Ser um doutor palhaço mudou tudo. "Mais do que uma experiência profissional, tem sido uma experiência de vida. As pessoas que tenho conhecido, a queda de preconceitos que eu tinha por um questão de educação, e até a forma como passei a ver a vida. Relativizar os problemas que, na maior parte das vezes, nem chegam a ser problemas. Viver intensamente. Aprender sempre. Criar! Há definitivamente um Rui antes e um Rui depois da entrada na Operação Nariz Vermelho." 

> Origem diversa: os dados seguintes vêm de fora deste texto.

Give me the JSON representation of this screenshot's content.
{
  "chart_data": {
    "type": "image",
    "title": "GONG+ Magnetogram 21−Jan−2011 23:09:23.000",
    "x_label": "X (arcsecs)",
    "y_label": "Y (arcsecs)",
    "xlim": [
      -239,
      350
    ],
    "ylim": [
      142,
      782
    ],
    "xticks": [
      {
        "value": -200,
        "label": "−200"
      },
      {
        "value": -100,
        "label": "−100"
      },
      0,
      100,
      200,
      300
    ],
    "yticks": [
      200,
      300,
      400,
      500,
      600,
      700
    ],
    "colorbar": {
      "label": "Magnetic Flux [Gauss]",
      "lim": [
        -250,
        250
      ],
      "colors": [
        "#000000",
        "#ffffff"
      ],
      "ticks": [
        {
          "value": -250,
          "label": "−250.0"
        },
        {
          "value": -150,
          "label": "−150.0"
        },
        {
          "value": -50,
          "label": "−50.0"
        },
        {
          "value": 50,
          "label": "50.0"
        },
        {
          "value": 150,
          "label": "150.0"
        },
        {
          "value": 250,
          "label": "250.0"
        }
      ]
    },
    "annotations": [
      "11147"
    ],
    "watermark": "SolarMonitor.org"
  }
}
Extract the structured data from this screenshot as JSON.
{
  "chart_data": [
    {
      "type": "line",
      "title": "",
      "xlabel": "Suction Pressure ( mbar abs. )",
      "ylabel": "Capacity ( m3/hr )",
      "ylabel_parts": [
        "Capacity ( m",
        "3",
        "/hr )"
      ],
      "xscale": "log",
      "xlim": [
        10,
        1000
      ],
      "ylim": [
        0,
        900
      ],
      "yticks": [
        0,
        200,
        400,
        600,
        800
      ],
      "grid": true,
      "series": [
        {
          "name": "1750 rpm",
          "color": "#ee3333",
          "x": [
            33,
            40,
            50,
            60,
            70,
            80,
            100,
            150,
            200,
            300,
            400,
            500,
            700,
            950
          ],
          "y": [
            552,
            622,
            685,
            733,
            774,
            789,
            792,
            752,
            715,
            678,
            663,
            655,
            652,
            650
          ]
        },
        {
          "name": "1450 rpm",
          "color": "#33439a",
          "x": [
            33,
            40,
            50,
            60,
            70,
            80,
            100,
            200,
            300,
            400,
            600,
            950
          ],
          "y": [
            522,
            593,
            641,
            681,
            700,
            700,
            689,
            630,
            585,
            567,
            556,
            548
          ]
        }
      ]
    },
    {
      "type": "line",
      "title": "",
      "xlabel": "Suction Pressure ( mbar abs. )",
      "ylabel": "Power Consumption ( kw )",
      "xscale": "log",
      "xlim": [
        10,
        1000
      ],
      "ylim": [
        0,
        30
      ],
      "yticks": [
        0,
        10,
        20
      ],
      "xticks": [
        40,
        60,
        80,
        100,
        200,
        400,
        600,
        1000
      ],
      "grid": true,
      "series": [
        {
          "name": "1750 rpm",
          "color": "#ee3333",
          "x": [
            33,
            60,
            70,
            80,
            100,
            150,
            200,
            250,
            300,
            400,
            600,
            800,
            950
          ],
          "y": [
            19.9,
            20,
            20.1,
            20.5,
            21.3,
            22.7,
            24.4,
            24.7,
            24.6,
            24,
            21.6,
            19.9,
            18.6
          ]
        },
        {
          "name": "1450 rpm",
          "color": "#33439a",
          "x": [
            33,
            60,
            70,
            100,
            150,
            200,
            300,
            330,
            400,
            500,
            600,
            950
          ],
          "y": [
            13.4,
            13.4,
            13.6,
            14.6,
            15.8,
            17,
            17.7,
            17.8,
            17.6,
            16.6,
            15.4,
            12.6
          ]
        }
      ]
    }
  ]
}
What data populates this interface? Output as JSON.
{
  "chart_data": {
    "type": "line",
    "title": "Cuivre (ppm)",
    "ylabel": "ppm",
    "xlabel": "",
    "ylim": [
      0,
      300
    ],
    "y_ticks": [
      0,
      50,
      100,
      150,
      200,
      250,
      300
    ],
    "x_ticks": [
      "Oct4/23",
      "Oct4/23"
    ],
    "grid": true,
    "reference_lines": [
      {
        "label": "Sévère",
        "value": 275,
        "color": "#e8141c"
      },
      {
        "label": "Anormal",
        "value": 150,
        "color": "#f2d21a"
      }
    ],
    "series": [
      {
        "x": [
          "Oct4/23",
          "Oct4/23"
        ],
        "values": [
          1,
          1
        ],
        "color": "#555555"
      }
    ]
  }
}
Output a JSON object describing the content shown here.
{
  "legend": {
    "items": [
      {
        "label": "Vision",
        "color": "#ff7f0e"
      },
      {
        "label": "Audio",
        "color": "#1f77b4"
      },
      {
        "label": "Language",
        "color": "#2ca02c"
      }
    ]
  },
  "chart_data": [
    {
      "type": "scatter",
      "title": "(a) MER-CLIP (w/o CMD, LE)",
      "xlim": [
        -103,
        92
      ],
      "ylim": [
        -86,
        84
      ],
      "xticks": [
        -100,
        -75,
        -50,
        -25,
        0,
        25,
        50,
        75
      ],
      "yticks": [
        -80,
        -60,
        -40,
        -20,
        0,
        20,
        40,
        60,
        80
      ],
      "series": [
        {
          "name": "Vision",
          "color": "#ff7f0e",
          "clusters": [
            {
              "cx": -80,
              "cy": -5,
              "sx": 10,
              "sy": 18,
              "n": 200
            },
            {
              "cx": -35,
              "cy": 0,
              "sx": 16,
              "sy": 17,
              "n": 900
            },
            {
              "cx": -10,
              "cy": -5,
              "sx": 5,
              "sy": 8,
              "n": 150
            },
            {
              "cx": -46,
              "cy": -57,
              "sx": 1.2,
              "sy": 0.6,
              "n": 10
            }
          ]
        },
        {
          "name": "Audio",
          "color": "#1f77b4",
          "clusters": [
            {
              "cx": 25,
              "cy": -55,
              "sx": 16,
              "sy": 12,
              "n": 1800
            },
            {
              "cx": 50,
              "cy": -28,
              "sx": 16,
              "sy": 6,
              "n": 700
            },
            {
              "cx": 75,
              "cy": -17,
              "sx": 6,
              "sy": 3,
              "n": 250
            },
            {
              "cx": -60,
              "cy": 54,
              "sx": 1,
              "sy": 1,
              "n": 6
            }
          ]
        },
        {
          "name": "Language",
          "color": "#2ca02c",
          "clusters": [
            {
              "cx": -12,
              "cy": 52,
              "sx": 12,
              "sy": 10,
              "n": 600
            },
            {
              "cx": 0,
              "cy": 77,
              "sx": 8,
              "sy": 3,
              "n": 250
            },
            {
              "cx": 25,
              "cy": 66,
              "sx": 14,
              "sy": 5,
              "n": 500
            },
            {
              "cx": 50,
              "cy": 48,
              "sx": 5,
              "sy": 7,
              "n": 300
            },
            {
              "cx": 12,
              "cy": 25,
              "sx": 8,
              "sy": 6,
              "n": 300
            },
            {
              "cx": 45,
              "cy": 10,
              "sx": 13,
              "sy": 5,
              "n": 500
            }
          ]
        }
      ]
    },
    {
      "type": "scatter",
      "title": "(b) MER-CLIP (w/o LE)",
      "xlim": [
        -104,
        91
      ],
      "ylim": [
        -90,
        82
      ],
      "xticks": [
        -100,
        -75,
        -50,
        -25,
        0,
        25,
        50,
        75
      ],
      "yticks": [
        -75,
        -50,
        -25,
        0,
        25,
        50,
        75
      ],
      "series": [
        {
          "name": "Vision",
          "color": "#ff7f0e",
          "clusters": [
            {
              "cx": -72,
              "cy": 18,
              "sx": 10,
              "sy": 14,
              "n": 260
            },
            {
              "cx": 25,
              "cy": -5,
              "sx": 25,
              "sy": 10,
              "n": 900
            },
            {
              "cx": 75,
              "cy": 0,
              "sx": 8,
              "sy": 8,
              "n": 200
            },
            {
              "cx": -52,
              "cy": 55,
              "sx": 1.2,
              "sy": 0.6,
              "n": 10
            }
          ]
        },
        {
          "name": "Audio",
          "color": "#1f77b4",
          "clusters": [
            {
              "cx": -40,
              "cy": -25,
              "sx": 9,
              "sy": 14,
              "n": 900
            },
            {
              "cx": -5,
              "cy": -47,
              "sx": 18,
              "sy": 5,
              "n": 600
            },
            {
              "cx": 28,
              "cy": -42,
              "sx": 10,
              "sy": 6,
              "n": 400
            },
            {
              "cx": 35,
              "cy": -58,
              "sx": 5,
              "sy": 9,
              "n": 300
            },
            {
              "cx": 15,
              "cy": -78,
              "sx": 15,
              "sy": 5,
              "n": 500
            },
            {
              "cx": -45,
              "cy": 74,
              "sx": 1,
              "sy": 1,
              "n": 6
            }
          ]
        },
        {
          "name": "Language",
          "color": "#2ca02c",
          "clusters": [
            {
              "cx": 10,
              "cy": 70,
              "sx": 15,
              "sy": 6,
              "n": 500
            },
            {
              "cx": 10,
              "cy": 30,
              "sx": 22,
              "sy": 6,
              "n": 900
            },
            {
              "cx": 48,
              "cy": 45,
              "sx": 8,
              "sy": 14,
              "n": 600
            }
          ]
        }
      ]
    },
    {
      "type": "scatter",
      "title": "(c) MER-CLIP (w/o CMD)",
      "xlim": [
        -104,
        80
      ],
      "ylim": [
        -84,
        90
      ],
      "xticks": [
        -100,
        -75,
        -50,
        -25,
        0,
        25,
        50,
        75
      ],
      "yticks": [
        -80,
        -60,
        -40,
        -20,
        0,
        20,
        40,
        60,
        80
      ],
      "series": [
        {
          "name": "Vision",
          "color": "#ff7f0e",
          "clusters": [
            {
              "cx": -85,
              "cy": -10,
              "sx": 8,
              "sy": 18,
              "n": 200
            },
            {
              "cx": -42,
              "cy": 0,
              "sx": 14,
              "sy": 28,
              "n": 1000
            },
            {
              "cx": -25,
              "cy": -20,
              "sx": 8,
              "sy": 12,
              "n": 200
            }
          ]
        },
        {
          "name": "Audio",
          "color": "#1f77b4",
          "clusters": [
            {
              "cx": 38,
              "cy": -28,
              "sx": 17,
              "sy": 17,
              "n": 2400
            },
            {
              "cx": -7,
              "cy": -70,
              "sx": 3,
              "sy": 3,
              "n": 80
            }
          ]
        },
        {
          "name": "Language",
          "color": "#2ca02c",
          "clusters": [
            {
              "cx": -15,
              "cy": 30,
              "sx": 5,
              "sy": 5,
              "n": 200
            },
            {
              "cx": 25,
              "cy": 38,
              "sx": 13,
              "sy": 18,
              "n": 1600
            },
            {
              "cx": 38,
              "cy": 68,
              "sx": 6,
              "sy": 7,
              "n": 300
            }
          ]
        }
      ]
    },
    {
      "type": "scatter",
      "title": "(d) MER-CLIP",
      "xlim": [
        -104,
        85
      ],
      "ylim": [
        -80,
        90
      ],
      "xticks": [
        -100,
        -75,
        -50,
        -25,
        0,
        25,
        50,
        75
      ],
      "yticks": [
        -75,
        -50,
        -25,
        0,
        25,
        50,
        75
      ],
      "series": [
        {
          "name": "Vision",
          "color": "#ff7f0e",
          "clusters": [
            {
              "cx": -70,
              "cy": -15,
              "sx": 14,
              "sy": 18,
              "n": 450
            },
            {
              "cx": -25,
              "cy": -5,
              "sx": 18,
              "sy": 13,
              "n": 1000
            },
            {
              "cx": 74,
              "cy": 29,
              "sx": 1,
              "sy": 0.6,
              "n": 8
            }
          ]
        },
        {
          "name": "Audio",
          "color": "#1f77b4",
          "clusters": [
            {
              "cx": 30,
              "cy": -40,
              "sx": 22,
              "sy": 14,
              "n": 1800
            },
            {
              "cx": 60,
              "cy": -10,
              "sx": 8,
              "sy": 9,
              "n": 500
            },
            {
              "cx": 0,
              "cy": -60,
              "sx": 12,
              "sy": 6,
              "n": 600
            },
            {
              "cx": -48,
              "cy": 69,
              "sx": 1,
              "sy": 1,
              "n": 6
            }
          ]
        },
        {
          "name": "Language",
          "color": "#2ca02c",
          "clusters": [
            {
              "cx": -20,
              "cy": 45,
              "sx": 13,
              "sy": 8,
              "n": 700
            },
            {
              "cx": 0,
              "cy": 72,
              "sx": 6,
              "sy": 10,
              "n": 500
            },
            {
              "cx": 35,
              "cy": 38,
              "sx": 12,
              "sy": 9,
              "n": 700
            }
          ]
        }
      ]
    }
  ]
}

A escolha do nome - Dr. Boavida - foi imediata. "Isto sim, é Boa Vida. É acordar todos os dias feliz porque vou fazer o que quero. É ter, além do mais, formação artística regular. É não ter horários rígidos. Além de continuar a pertencer àquela companhia de teatro criada depois do curso (Estaca Zero), criei a minha própria companhia: Centelha Criativa. Umas vezes tenho muito trabalho, outras menos. Umas vezes ganho muito, outras não. Mas não trocaria a minha liberdade por nenhuma regularidade financeira. Ainda assim, há três anos concluí as duas cadeiras que me faltavam do curso de Gestão. Senti que tinha de fechar esse ciclo da minha vida. Nesta segunda vida que tenho, o amor pelo que faço é tão grande que eu faria tudo o que faço de graça. Sem me pagarem. Felizmente pagam-me, porque preciso de dinheiro para viver. Mas não seria contabilista sem que me pagassem. Percebes a diferença?"

Rui Gomes é um homem grato. Aos pais, à passagem pela Contabilidade, à descoberta das Andas, ao amigo Jorge Rosado, à Beatriz Quintela que acreditou nele, ao alemão bruto que o pôs no lugar quando merecia (e de quem é hoje amigo), a todos aqueles com quem aprende, todos os dias. É sobretudo grato à vida, que lhe permitiu fazer esta inversão de marcha que fez dele a pessoa que hoje é. Uma pessoa que vale a pena conhecer, acrescento eu.